Several previous studies have investigated the effect of aging on the expression of Nrf2 and its downstream cytoprotective genes in the skeletal muscle but the results were inconsistent. In recent years, increasing studies have recognized that expression of Nrf2 and its downstream genes in the skeletal muscle can be activated by physical exercise. Elderly humans who have a physically active lifestyle have an even higher expression level of Nrf2 and its downstream cytoprotective proteins compared with young subjects. This can partially explain the inconsistent previous studies regarding the effect of aging on the expression of Nrf2 and its downstream cytoprotective genes.
In conclusion, our study demonstrated that Nrf2 deficiency promoted the increasing trend of autophagy during aging in skeletal muscle.

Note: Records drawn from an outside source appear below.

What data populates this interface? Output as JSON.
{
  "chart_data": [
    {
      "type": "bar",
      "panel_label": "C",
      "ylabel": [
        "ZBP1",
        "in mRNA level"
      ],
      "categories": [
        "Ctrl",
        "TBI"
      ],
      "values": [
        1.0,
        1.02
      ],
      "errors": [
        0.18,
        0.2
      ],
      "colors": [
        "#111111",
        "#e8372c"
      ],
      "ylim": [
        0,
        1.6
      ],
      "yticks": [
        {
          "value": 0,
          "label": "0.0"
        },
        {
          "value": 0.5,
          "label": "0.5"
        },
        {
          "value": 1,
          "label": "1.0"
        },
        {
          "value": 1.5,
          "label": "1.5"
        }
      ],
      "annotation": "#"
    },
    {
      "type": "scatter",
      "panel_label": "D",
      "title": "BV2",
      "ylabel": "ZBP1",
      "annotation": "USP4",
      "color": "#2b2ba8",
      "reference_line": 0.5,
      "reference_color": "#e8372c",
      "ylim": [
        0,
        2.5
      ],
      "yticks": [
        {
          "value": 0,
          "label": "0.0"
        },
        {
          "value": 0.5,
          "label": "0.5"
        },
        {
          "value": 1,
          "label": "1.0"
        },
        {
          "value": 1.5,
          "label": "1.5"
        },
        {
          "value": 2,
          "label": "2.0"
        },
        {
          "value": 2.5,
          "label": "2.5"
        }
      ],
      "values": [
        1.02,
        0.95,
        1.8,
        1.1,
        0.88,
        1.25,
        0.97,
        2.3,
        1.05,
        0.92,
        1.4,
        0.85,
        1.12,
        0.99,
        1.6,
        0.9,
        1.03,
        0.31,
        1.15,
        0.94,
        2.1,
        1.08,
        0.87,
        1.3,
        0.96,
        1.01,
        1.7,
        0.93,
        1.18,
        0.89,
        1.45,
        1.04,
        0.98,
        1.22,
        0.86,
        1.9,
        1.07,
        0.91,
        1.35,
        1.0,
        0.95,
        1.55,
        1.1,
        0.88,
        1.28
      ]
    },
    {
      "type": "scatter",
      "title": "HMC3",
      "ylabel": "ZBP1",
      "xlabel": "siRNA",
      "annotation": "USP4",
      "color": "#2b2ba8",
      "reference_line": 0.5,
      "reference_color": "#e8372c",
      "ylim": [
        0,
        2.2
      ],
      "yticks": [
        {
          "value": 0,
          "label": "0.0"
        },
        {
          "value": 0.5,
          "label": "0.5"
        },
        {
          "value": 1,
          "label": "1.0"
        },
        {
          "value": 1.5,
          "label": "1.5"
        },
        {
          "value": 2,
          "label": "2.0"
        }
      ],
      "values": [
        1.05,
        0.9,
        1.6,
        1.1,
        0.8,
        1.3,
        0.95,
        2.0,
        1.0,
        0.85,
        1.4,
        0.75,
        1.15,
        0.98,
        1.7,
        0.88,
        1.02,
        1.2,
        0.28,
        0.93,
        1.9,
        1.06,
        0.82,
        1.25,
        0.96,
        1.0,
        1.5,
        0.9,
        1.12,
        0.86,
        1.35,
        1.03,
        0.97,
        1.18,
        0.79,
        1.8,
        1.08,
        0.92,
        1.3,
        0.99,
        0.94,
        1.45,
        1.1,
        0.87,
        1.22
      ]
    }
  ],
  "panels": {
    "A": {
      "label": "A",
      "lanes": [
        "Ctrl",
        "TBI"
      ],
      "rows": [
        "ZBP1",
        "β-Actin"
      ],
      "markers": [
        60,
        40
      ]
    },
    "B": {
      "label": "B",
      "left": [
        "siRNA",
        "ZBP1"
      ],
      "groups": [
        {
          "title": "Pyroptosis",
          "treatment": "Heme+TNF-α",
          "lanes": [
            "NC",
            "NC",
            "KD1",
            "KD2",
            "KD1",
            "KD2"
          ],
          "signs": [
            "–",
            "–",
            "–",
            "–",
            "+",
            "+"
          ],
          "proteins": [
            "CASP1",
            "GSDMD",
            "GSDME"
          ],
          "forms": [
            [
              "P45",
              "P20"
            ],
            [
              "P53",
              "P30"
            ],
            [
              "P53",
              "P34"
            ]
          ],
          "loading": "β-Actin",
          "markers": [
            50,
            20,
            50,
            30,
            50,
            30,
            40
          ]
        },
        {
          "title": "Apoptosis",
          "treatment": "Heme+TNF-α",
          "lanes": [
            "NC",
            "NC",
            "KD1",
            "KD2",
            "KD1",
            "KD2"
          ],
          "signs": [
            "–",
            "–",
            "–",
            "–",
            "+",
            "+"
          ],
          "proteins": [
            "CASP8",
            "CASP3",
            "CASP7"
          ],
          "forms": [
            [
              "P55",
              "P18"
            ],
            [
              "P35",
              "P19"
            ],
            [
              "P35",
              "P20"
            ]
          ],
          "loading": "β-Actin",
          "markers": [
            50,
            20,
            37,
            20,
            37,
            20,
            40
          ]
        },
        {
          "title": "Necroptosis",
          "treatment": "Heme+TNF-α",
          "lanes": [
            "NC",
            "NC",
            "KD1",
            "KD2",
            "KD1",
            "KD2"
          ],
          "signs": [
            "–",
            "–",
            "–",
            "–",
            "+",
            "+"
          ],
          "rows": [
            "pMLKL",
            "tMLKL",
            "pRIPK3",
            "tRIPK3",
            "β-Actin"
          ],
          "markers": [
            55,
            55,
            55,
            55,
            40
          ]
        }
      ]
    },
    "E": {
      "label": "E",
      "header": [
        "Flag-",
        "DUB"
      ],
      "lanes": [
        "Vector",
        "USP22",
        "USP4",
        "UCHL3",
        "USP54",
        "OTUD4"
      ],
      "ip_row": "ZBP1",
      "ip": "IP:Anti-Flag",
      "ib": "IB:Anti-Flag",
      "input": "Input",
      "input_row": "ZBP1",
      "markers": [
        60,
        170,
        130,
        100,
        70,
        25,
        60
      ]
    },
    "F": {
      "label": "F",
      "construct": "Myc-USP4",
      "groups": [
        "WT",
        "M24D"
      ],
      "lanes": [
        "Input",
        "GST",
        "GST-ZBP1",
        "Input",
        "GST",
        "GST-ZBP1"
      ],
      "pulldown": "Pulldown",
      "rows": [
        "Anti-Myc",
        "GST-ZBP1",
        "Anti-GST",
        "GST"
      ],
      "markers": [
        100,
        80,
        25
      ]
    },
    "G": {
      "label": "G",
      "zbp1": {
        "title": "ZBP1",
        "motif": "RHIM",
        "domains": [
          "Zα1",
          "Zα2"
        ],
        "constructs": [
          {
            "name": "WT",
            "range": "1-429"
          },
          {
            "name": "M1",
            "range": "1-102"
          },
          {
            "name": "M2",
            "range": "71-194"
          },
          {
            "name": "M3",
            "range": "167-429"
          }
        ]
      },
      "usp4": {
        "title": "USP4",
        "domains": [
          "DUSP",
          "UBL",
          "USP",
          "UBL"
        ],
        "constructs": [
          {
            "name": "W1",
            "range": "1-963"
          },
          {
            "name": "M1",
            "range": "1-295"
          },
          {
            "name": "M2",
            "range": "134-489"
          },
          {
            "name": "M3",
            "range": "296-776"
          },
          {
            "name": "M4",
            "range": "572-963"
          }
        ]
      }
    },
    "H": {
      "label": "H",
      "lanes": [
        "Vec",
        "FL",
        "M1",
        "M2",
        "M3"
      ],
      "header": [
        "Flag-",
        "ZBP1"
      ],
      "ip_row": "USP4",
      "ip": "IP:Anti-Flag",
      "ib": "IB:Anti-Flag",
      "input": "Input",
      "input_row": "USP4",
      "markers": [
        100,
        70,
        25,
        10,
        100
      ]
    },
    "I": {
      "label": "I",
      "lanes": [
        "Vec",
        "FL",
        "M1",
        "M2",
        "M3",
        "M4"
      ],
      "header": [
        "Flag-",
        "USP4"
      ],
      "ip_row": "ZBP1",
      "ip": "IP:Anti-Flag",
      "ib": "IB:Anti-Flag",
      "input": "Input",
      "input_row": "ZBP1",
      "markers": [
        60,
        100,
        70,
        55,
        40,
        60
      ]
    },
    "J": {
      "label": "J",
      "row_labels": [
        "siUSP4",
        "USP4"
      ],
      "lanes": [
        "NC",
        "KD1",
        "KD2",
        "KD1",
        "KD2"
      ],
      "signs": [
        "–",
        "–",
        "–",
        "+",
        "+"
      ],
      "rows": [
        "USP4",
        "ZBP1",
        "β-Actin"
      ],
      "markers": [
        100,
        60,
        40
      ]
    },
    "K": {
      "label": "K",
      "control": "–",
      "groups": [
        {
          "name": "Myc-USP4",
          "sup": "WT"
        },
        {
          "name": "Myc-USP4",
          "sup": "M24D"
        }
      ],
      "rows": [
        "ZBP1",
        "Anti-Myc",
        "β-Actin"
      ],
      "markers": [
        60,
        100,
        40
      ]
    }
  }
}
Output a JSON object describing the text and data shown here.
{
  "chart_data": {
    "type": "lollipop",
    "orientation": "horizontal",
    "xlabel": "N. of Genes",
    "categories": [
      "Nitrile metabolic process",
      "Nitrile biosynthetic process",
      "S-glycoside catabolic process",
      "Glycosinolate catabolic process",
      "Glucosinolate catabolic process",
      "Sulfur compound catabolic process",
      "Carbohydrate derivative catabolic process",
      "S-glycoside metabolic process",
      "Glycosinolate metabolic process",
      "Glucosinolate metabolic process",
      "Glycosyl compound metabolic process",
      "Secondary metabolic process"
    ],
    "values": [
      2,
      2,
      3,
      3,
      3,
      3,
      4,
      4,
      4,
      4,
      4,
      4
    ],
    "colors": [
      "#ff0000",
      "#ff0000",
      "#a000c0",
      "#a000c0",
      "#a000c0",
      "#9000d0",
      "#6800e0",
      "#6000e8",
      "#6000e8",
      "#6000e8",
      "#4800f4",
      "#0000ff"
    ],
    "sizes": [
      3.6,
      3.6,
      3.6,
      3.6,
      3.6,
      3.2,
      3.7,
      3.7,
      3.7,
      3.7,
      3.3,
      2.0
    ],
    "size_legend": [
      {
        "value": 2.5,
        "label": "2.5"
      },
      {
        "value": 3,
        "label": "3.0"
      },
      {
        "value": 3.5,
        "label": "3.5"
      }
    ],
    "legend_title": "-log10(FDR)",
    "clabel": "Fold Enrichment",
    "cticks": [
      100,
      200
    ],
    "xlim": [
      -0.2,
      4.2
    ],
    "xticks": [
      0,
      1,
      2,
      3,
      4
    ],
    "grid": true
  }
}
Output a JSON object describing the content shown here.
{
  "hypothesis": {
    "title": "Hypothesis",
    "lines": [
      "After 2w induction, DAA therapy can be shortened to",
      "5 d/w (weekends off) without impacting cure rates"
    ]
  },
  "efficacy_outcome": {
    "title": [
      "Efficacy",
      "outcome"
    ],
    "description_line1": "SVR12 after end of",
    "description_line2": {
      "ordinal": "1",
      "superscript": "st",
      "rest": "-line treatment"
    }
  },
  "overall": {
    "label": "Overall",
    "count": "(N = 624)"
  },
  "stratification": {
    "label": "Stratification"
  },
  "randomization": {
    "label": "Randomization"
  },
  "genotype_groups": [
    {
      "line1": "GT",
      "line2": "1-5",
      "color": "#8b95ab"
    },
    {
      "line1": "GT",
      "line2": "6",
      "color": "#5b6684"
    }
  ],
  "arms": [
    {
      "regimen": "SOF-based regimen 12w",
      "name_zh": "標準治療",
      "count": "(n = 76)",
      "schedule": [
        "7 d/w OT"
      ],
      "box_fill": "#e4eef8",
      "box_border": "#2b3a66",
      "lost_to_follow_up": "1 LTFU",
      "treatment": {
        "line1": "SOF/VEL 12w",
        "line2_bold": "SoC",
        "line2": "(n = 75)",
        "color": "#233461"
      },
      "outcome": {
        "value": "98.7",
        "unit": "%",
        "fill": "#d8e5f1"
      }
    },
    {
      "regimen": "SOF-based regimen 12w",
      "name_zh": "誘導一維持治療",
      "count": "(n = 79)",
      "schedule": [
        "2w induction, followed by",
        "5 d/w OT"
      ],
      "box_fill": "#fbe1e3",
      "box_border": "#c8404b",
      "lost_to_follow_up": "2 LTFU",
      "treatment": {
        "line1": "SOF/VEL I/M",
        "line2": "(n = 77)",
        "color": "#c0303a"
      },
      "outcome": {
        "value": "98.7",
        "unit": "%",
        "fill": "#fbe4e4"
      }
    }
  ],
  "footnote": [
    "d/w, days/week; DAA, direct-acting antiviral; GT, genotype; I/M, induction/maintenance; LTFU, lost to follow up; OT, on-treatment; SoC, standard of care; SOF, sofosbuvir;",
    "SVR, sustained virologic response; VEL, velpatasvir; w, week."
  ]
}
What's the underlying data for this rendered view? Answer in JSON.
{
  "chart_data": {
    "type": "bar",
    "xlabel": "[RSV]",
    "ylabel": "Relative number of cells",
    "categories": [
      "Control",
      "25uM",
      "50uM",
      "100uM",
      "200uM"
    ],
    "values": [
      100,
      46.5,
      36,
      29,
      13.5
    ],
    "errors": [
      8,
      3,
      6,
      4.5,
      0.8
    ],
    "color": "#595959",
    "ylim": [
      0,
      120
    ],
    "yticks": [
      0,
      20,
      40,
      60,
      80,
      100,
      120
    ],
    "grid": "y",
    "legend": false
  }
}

Nrf2 deficiency and increasing age may cause excessive autophagy in skeletal muscle, which can be a potential mechanism for the development of sarcopenia.
Yet Another reason to go after NRF2 depletion.
An article on sulphorapane states:
While you have probably never heard of Nrf2, there have now been more than 5,500 scientific studies published on Nrf2. What we do know is that Nrf2 prevents the cells in your body from growing old by protecting them from inflammation, free radicals, and the many other things that wear your cells out over time.
https://www.ncbi.nlm.nih.gov/pmc/articles/PMC4736808/
Nrf2 activation is good, until it's not
"Nrf2 in cancers: A double-edged sword"
https://onlinelibrary.wiley.com/doi/full/10.1002/cam4.2101
"The Role of Nrf2 Activity in Cancer Development and Progression"
https://www.ncbi.nlm.nih.gov/pmc/articles/PMC6896028/
On the other hand, Sulphoraphane has quite a few cancer-preventative effects.
https://www.ncbi.nlm.nih.gov/pmc/articles/PMC5225737/
The role of androgens and their relationship to the papers premise of autophagy homeostasis in relation to muscle mass retention should not be ignored. Do testosterone, anabolic steroids, or SARMs influence muscle autohagy? Or, are the remaining muscle cells simply hypertrophied because of the protein retention increased by the agents?